Moreover , if we need GPUs across multiple nodes, we have to take into consideration that some of the framework like Libfabric might not be installed on the container. So, we need to explicitly bind it so that our container could be use to run on multiple nodes.

In our host system, we identified that the libfabric is available at this location /opt/cray/libfabric/1.22.0/lib64 . The code written below on the job script will add --bind /opt/cray/libfabric/1.22.0/lib64:/usr/lib64 to the apptainer command which ensures that the libfabric libraries from the host system are available inside the container at `/usr/lib64``
```
# Bind libfabric (adjust the path based on your host system)
LIBFABRIC_PATH="/opt/cray/libfabric/1.22.0/lib64"

# Explicitly specify the full path to torchrun
TORCHRUN_PATH="/usr/local/bin/torchrun"

# Run the training script with torchrun inside the container
srun apptainer exec --nv --bind  $LIBFABRIC_PATH:/usr/lib64  $TORCHRUN_PATH --nnodes=$SLURM_JOB_NUM_NODES --nproc_per_node=$SLURM_GPUS_ON_NODE --rdzv_id=$RANDOM .....
```

Enabling GPU Support 

To enable GPU support inside the container, add the --nv flag to your Apptainer command.
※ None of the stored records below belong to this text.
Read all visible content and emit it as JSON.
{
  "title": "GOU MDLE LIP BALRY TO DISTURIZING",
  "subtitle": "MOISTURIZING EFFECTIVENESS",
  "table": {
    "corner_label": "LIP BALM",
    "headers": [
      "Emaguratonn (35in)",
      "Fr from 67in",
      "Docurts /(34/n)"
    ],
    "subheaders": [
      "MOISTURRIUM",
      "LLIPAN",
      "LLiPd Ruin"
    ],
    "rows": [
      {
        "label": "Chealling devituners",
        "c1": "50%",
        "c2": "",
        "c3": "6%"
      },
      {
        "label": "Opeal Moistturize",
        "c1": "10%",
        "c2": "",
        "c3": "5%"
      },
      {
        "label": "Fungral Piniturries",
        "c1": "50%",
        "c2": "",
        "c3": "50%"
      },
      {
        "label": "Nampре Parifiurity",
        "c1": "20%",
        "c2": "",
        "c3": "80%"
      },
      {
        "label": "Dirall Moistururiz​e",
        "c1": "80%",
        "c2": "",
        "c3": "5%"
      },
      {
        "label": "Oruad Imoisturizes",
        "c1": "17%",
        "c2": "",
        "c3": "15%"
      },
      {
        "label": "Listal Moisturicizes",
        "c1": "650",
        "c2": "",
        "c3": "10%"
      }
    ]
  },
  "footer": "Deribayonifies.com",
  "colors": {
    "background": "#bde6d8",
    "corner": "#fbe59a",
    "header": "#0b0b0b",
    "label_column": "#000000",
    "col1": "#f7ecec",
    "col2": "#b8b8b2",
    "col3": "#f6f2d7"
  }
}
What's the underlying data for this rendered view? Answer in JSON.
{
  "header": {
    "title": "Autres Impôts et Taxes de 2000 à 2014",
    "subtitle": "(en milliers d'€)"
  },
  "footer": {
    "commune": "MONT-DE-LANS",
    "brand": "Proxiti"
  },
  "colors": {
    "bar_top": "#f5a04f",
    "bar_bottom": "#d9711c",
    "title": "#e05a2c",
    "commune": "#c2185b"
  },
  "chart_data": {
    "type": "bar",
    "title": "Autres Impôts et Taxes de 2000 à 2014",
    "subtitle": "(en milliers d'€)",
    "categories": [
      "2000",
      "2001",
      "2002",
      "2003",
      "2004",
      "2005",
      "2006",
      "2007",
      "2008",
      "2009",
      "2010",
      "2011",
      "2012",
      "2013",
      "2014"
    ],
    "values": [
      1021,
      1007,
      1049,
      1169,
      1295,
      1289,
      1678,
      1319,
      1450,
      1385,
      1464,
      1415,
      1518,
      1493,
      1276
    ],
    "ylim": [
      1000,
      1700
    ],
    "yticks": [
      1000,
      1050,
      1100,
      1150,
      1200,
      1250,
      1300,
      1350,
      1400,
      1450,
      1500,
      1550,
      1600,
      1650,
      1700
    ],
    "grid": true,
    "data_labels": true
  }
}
This ensures that the container has access to the GPU resources. For example:

$ apptainer exec --nv /cluster/work/support/container/pytorch_nvidia_25.06_arm64.sif python -c 'import torch; print(torch.cuda.is_available()); print(torch.cuda.device_count())'

This command checks if GPUs are available and prints the number of GPUs detected inside the container.

Next Steps 

Currently, you need to run these containers directly using Apptainer. However, we are working on simplifying the experience by integrating these tools into the module system. This will allow you to:

Load a module that provides executables like python and torch, eliminating the need to interact with the containers directly.
Seamlessly use AI frameworks without worrying about container management.